Patient Notification and Education
Patients must always know whether they are being seen by a physician or nonphysician provider. Surveys have found that many patients erroneously think that the nonphysician practitioners treating them are physicians, indicating a need for concerted efforts to educate patients about collaborative care models (Marbury; Page). Additionally, state law typically requires appropriate identification and proactive patient notification.
Protocols
Standards should be clarified and documented with clear written protocols, including with regard to lines and methods of communication, scope and limitations of practice, and locations of practice. Hiring contracts should also include the signatures of the physician and nonphysician provider indicating their understanding and agreement of the above. (Page) Many states require the development of these protocols, and some require approval by the state medical board. (AMDA) See "Web Resources" for examples of nurse practitioner and physician assistant protocols.
Supervision
The efficiencies and productivity that can result from collaborative care arrangements with nonphysician practitioners must be balanced with the organizational burdens of supervision. Although an individualized plan takes the training and experience of the nonphysician practitioner into account, supervision should never consist merely of passive oversight but rather always require the active and continuous effort of the supervising physician to direct and review the nonphysician practitioner's work, records, and practice to ensure that directions are understood and that appropriate treatment is provided. (AMDA) See
Negligence: Improper Supervision of Blood Thinner Leads to Death for a case study describing a patient death that was blamed on inadequate supervision of a nurse practitioner. See "Web Resources" for additional strategies for supervision of nonphysician practitioners:
Action Recommendations
- Ensure familiarity with state law. Refer to "Web Resources" in the discussion
Overview of Professions for links to databases of state laws for nonphysician practitioners.
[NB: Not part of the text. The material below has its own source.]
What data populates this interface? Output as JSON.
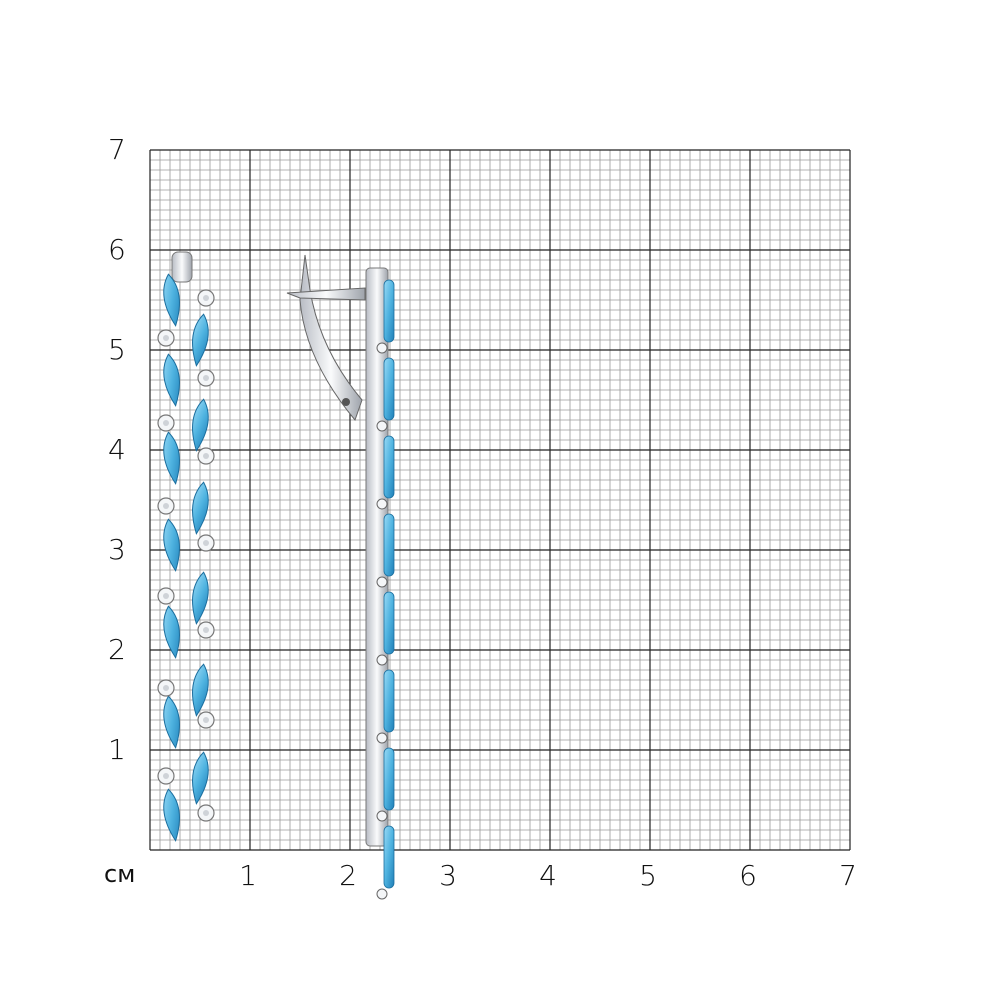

- Educate the entire practice team, including office staff and support personnel, about the nonphysician practitioner's roles and responsibilities.
- Ensure that employment contracts, which form the basis for the nonphysician practitioner's professional duties, reflect the parameters of any applicable written agreement.
- Ensure that contracts reflect compliance with state laws for scope of practice and supervision.
- Ensure that all parties have appropriate professional liability insurance, within the requirements of any applicable state laws.
- Utilize the appropriate state agency and any applicable specialty societies for the specific profession to verify both licensure and specialty certifications.
- Conduct thorough background checks and reference reviews.
- Approach periodic recredentialing with equal diligence.
- Strive to create an environment in which nonphysician providers are encouraged to consult with supervising physicians.
- Invest time in comprehensive, hands-on training of nonphysician providers, including verification of competencies.
- Encourage interaction and dialogue, both proactive and problem-based.
- Develop a strategy for patient communications (e.g., signage, practice websites) to address how nonphysician practitioners fit into the practice and what services they provide.
- Require nonphysician practitioners to introduce themselves as such and be proactive in the correction of any misunderstandings.
- Require support staff to be equally clear in identifying nonphysician practitioners.
- Utilize practical supports such as clear identification badges with appropriate credentials and different "uniforms" (e.g., white coat) for physicians and nonphysicians.
- Ensure continuous availability of direct communication between the nonphysician practitioner and the supervising physician, whether in person or by electronic communications.
- Reserve adequate time in the physician's schedule for chart review and both planned and ad hoc meetings with the nonphysician practitioner.
- Prepare for potential unusual circumstances with an emergency plan and designation of an alternate physician supervisor.
- Document findings and recommendations of supervisory sessions.